Près de 80 élèves enlevés dans une école du Nord-Ouest — Cameroun

Claudine Rigal
Novembre 8, 2018

Le ministre de la Communication et porte-parole du gouvernement camerounais, Issa Tchiroma Bakary, a déclaré à l'AFP ce 5 novembre que 79 élèves et trois encadreurs de la Presbyterian Secondary School de Bamenda (capitale régionale du Nord-Ouest) avaient été enlevés. "Les recherches pour retrouver les otages ont été lancées, la mobilisation est totale". D'après une autre source proche de l'établissement, les " élèves enlevés seraient essentiellement des garçons ".
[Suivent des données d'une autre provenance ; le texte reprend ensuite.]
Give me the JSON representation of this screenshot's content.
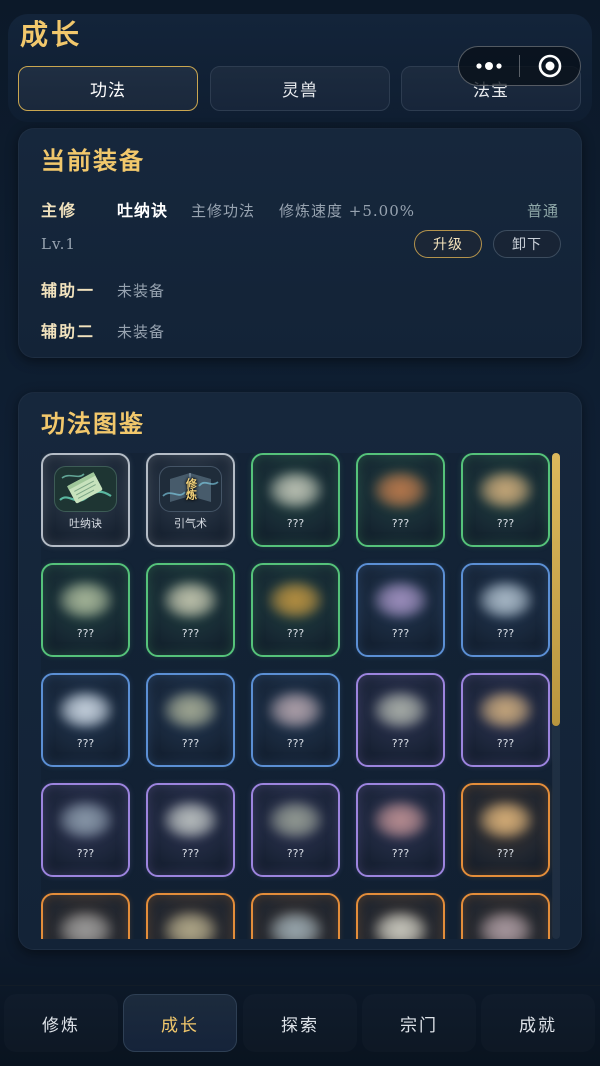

Soixante-dix-neuf élèves ont été enlevés ce lundi, à la veille de la prestation de serment du président Paul Biya, dans la région du Nord-Ouest du Cameroun, le plus important kidnapping dans cette zone anglophone depuis le début du conflit avec des séparatistes armés.

Les autorités, qui refusent le dialogue avec les séparatistes qu'elles qualifient de " terroristes", ont procédé depuis début 2018 à un important déploiement de forces de sécurité pour " rétablir l'ordre ". Elle s'est transformée fin 2017 en conflit armé.

Des affrontements se produisent ainsi quasiment tous les jours dans la forêt équatoriale depuis plusieurs mois.

Les séparatistes ont décrété un boycottage des établissements scolaires, estimant que le système scolaire francophone marginalise les étudiants de la minorité anglophone du pays.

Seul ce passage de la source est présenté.